Афансий Иванович Товстогуб и Пульхерия Ивановна Товстогубиха, как и Барклей Купер и Люси Куперша, тоже идут к Тишине. И чем дальше – тем просветленнее у актрисы Елены Орловой «нездешняя», божественно-отрешенная (как у неповторимой маски Нефертити) полуулыбка и какая-то такая мудрая бессмысленность старческого взгляд… (Подчеркиваю: «бессмысленность» - по нашим, земным, меркам, материальным «эталонам»).

Уж не говорю, как молодая женщина так поразительно и артистично (что называется: «правдиво») передает немощь плоти, хилость, будто на глазах истаивающую жизнь, прозрачность, тленность «оболочки», то самое – но, конечно, без иронии – что зовется: «одуванчик»… Разумеется, в ансамбл с великолепным актером Валерием Шевченко.

Мне даже вспомнилось, как дивился Лев Толстой, прочитав «Скучную историю» Чехова: откуда у 26-летнего автора такое глубинное знание психологии пожилого умирающего профессора?!.

А сам Шевченко ко всему этому, с совершенной гармонией чувств, «подыгрывает» и чудаковатость, и озорство, и стариковское «мальчишество»…

Ах, много бы мог я сказать и об «отдельных недостатках» спектакля, но гораздо больше о его художественных достоинствах. В этой же статье мне важнее заявить: в «Старосветских» Шевченко высокое приятие Конца и даже – Красота его. И по мысли это – творческий подвиг. Вот только финал как-то, по-моему, уж очень «сбит» тембрально-эмоционально на одну, разливанную, как черная речка в половодье, Скорбь. Но ведь и она – несет Красоту. И быть должна она озарена улыбкой просветления!

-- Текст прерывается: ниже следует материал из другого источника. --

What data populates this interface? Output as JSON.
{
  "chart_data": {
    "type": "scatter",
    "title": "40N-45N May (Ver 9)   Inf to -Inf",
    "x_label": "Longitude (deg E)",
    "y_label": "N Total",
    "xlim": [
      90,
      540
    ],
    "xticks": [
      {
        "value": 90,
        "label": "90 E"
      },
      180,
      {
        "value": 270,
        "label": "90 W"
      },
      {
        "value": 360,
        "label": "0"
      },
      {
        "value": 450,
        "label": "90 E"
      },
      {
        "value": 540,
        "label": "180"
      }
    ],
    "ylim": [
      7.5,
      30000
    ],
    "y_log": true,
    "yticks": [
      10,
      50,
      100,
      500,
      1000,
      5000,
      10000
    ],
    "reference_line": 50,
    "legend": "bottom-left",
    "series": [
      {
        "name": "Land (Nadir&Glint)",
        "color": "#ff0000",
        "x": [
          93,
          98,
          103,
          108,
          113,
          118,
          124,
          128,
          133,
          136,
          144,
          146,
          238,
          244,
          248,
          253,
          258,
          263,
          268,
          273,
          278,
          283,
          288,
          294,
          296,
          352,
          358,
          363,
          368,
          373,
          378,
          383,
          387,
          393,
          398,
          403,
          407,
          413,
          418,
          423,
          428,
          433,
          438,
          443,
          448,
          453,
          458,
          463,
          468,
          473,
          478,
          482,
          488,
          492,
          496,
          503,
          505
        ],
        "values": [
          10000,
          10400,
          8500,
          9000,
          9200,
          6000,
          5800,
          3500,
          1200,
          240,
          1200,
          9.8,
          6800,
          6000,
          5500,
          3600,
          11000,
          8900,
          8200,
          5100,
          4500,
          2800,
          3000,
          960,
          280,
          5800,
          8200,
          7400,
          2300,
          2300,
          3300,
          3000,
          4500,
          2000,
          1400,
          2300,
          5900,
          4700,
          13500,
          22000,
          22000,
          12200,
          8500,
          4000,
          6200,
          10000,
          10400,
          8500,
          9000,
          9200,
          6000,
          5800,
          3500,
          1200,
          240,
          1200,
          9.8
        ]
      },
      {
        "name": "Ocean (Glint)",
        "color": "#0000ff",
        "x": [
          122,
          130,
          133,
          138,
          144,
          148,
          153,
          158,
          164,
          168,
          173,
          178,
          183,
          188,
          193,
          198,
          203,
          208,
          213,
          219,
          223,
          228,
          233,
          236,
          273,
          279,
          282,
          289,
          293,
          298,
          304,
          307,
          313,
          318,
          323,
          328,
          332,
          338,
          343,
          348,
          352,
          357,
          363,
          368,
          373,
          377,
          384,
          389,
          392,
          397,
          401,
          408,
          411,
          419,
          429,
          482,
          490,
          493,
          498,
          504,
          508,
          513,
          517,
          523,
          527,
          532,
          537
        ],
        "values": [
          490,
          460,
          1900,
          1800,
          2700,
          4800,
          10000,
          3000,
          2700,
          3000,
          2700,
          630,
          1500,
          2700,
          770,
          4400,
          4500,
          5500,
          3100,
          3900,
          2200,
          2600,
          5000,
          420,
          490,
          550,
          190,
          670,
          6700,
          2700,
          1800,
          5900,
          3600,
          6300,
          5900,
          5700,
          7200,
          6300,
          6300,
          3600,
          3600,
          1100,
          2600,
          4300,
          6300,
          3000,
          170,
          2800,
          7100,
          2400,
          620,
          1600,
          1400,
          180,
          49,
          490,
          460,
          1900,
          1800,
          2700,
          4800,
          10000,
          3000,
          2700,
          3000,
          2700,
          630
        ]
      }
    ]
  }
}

…Я смотрел «Старосветских» и на сцене охлопковской драмы, и на родной – «профессиональной» - цене, в крошечном зальчике. А видятся мне они – идеально – на сцене из зала Театра кукол.

Сдается, что Театр пантомимы нынче в застое. Шевченко надо создавать один спектакль за другим, пробовать новые идеи и формы. Идти – к Откровению… Понимаю: на какие «шиши»? Эге-гей, спонсоры, разъезжающие по юбилеям на «Вольво» и «Ауди», «Мерседесах» и «Сваабах»!.. Почему кое-кто из вас щедрее к иным из «охлопковцев», а толку-то!.. Богатыри, в смысле художества, не там. Вернее ставка на Афанасия, схоронившего Пульхерию и ковыляющего в Тишину, что величава, как симфония!